“How do you know for sure it was the perpetrator that bit the cheese, Doc?” a tall detective in the front row asked.
Princi disliked being called “Doc,” but he swallowed it. “Saliva washes from the cheese and from the bite wounds matched for blood type,” he said. “The victims’ teeth and blood type didn’t match.”
“Fine, Doctor,” Springfield said. “We’ll pass out pictures of the teeth to show around.”
“What about giving it to the papers?” The public-relations officer, Simpkins, was speaking. “A ‘have-you-seen-these-teeth’ sort of thing.”
“I see no objection to that,” Springfield said. “What about it, Commissioner?”
Lewis nodded.
Simpkins was not through. “Dr. Princi, the press is going to ask why it took four days to get this dental representation you have here. And why it all had to be done in Washington.”
Special Agent Crawford studied the button on his ballpoint pen.
Princi reddened but his voice was calm. “Bite marks on flesh are distorted when a body is moved, Mr. Simpson—”
“Simpkins.”
“Simpkins, then. We couldn’t make this using only the bite marks on the victims. That is the importance of the cheese. Cheese is relatively solid, but tricky to cast. You have to oil it first to keep the moisture out of the casting medium. Usually you get one shot at it. The Smithsonian has done it for the FBI crime lab before. They’re better equipped to do a face bow registration and they have an anatomical articulator. They have a consulting forensic odontologist. We don’t. Anything else?”
“Would it be fair to say that the delay was caused by the FBI lab and not here?”
Princi turned on him. “What it would be fair to say, Mr. Simpkins, is that a federal investigator, Special Agent Crawford, found the cheese in the refrigerator two days ago—after your people had been through the place. He expedited the lab work at my request. It would be fair to say I’m relieved that it wasn’t one of you that bit the goddamned thing.”
Commissioner Lewis broke in, his heavy voice booming in the squad room. “Nobody’s questioning your judgment, Dr. Princi. Simpkins, the last thing we need is to start a pissing contest with the FBI. Let’s get on with it.”
“We’re all after the same thing,” Springfield said. “Jack, do you fellows want to add anything?”
Crawford took the floor. The faces he saw were not entirely friendly. He had to do something about that.
“I just want to clear the air, Chief. Years ago there was a lot of rivalry about who got the collar. Each side, federal and local, held out on the other. It made a gap that crooks slipped through. That’s not Bureau policy now, and it’s not my policy. I don’t give a damn who gets the collar. Neither does Investigator Graham. That’s him sitting back there, if some of you are wondering. If the man who did this is run over by a garbage truck, it would suit me just fine as long as it puts him off the street. I think you feel the same way.”
Crawford looked over the detectives and hoped they were mollified. He hoped they wouldn’t hoard leads. Commissioner Lewis was talking to him.
“Investigator Graham has worked on this kind of thing before.”
“Yes, sir.”
“Can you add anything, Mr. Graham, suggest anything?”
Crawford raised his eyebrows at Graham.
“Would you come up to the front?” Springfield said.
Graham wished he had been given the chance to talk to Springfield in private. He didn’t want to go to the front. He went, though.

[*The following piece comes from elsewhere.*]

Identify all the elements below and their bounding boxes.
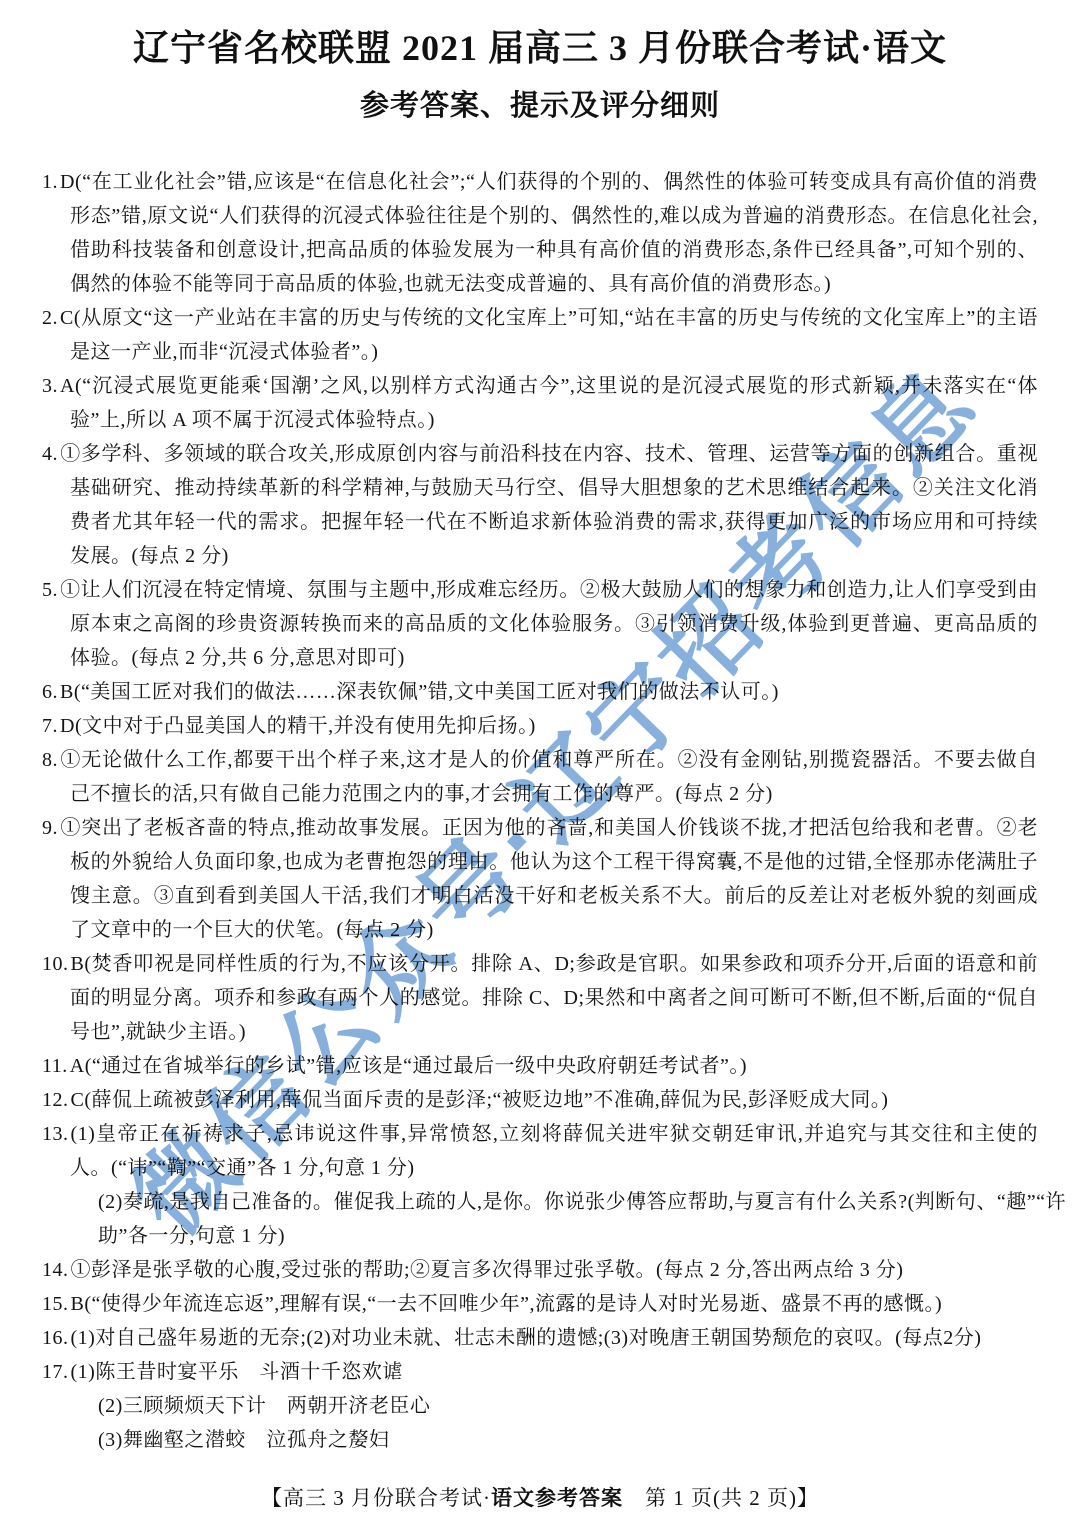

Rumpled and sun-blasted, Graham didn’t look like a federal investigator. Springfield thought he looked more like a house painter who had put on a suit to appear in court.
The detectives shifted from one buttock to the other.
When Graham turned to face the room, the ice-blue eyes were startling in his brown face.
“Just a couple of things,” he said. “We can’t assume he’s a former mental patient or somebody with a record of sex offenses. There’s a high probability that he doesn’t have any kind of record. If he does, it’s more likely to be breaking and entering than a minor sex offense.
“He may have a history of biting in lesser assaults—bar fights or child abuse. The biggest help we’ll have on that will come from emergency-room personnel and the child-welfare people.
“Any bad bite they can remember is worth checking, regardless of who was bitten or how they said it happened. That’s all I have.”